Par Romain Burrel le 17/07/2019
Alex Ross Perry

Dans "Her Smell", Alex Ross Perry filme un groupe de grunge féminin en pleine déroute dans les années 90. Toute ressemblance avec une certaine Courtney Love n'est pas fortuite. Quoi qu'en dise son réalisateur...

Pour raconter le grunge au féminin, le réalisateur new-yorkais Alex Ross Perry a inventé She Something, groupe siphonné des années 90 en pleine descente de speed et au bord de l'implosion. 

Dans le rôle principal de ce faux biopic, Elisabeth Moss, campe une sorte de Courtney Love hors de contrôle, junky et parano. L’actrice, décidément passionnante (la star de la série « The Handmaid's Tale : La Servante écarlate », c’est elle), livre ici une performance furieuse et anti-glamour.

En arrière plan, le film est peuplé de personnages de musiciennes lesbiennes. Rencontre avec le cinéaste qui livre en passant quelques clés sur ce film fiévreux.

TÊTU : Quel groupe aviez-vous en tête quand vous avez écrit ce film ?

Plusieurs, en vérité. Pour qu’on y croit, il fallait répondre à plusieurs questions : combien de disques ont-elles vendu ? Sont-elles reconnues ou sont-elles des superstars ? Depuis combien de temps sont-elles dans le groupe ? En tant que groupe de filles à cette époque, sont-elles politiques ? De quoi parlent leurs chansons ? On a du réfléchir à tout ça.

Et puis il a fallu leur imaginer un son, un son qui lorsqu’on l’entend, doit lui aussi nous raconter une histoire. She Something est une sorte de croisement entre les Breeders, Elastica, avec une petite touche de Veronica Salt. C’est-à-dire des groupes qui ont eu un énorme hit. Mais à part les Breeders, la plupart de ces formations sont parties en torche et se sont séparées après un tube ou un album à succès.

Vous avez fait vos devoirs ? Vous avez étudié cette période ?

J’ai grandi à cette époque donc je n’ai pas eu beaucoup de devoirs à faire (rires) Mon éternel désir d’apprendre m’a amené à vouloir en savoir plus. Il y a tellement de groupes dont je n’avais jamais entendu parler ! Alors j’ai lu des livres sur cette époque. Et ça a été vraiment enrichissant car dans un bouquin, on ne parle plus de musique, on raconte une histoire.
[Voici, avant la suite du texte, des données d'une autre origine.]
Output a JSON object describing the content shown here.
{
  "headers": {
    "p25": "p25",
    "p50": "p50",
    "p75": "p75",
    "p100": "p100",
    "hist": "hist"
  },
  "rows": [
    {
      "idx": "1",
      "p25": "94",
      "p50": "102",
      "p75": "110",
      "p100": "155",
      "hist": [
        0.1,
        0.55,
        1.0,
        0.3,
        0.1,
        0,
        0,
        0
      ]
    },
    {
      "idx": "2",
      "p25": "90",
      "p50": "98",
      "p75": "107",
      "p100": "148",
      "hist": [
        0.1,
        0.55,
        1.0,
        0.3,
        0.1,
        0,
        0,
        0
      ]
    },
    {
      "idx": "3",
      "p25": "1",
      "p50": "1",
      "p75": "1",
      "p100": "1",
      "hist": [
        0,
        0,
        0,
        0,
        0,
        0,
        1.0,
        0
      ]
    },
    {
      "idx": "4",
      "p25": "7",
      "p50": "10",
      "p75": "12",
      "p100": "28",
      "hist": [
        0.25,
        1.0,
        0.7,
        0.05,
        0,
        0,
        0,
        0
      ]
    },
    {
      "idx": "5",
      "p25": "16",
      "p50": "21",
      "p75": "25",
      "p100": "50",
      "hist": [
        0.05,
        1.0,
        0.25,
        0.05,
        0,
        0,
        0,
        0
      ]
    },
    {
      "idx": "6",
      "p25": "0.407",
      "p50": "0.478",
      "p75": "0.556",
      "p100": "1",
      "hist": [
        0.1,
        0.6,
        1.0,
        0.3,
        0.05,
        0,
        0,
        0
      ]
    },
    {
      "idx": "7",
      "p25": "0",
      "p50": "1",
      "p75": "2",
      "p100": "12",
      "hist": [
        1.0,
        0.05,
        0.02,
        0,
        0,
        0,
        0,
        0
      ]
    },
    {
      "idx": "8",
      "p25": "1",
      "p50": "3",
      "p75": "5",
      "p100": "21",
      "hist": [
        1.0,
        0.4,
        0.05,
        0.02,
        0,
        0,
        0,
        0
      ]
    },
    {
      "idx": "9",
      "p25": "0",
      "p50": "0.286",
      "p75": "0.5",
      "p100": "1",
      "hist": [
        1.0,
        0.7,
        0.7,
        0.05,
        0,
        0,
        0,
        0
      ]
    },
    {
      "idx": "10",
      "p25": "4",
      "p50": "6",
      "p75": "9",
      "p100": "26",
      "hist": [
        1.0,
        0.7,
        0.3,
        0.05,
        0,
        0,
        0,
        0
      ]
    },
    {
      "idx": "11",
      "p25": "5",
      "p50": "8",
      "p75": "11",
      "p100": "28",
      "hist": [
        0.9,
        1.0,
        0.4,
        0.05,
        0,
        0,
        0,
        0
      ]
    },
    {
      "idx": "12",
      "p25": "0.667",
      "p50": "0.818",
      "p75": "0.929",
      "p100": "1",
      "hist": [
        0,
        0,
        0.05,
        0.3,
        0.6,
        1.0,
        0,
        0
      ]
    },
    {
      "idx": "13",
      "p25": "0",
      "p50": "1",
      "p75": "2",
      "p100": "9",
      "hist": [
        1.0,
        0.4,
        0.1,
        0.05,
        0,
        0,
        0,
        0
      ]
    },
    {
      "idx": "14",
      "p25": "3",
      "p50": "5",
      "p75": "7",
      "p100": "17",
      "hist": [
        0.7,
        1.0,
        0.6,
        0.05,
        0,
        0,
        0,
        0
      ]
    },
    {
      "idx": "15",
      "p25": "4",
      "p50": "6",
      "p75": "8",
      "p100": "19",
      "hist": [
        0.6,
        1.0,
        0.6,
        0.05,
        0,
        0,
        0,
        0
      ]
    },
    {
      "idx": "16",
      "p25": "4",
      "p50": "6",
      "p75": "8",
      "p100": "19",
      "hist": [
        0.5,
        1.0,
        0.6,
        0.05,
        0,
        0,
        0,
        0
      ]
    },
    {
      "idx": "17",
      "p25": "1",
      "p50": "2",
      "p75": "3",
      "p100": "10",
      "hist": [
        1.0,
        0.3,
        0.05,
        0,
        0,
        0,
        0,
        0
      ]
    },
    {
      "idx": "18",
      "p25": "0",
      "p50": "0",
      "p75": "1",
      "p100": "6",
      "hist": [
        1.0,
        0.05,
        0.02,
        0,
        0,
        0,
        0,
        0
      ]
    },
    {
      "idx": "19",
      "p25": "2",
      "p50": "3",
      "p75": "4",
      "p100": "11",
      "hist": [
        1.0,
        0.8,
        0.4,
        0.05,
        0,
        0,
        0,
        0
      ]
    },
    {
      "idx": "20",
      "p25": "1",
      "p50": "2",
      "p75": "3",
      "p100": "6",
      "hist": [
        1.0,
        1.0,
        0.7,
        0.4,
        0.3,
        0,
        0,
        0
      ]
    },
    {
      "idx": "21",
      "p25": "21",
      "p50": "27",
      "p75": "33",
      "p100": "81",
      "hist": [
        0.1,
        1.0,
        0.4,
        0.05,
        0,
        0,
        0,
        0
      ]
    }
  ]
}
Et l’histoire d’un groupe, ce n’est plus trois disques mais trois personnalités.

« Il existe très peu de bons biopics... »

La performance d’ Elisabeth Moss semble très inspirée par Courtney Love, l’ex-chanteuse du groupe Hole. Mais vous ne la citez pas dans vos inspirations…
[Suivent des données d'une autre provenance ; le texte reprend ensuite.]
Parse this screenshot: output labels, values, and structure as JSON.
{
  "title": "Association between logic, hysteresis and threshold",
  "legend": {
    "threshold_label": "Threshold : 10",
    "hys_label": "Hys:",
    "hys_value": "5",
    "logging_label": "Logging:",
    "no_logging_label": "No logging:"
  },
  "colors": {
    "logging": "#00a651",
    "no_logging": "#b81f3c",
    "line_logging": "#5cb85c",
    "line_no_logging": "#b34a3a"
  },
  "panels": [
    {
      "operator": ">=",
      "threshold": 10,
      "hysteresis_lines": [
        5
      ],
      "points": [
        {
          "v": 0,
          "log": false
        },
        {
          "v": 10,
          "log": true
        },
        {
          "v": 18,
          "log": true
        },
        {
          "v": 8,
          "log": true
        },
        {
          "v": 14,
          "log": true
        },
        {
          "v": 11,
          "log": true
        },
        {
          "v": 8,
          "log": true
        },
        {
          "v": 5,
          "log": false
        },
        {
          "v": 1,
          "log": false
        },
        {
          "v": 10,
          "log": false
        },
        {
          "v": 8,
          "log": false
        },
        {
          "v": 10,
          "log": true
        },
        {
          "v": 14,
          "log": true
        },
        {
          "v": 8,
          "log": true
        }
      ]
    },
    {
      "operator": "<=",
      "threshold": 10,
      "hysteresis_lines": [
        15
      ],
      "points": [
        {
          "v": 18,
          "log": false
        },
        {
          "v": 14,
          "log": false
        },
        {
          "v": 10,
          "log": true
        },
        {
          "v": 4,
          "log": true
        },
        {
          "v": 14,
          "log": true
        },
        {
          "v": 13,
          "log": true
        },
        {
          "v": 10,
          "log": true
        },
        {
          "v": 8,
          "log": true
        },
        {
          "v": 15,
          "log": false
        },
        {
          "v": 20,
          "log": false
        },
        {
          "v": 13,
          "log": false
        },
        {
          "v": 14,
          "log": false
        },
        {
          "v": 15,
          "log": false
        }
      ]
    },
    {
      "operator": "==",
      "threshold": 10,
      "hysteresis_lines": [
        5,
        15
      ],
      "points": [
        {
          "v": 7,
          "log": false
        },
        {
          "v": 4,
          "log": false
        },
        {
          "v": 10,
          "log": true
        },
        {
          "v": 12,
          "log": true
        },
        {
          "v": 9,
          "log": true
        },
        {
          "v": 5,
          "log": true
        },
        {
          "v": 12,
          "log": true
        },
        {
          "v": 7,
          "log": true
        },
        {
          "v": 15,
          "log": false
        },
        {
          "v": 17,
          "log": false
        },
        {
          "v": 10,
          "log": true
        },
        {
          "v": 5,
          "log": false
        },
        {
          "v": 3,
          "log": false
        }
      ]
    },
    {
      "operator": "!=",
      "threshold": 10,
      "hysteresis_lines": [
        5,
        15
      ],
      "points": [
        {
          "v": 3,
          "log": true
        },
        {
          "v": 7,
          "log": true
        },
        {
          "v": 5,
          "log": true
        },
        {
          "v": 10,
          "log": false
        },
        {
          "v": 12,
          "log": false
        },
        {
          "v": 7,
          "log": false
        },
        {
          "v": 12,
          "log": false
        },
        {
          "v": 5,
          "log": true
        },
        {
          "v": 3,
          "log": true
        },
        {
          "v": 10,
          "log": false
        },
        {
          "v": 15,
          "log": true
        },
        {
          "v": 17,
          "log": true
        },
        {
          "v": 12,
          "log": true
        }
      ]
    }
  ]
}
25 ans plus tard, c’est probablement le seul nom dont les gens se souviennent. La plupart des gens connaissent à peine les noms des membres de Breeders. Aucune de ces musiciennes n'est devenue une célébrité comme Courtney Love et son attitude est certainement devenue la plus emblématique de cette période. Dans l’écriture et la réalisation du film, j’étais totalement libre. Elisabeth aussi. A-t-elle a voulu apporter cette touche à son personnage ? C’est à elle qu’il faudrait la question ! Les groupes que j’avais en tête étaient bien moins connus que Hole dont l’histoire est très spécifique. Il y a tellement de gens qui sont morts au sein et autour de ce groupe… Si j’avais voulu raconter ça, ça aurait été un tout autre film.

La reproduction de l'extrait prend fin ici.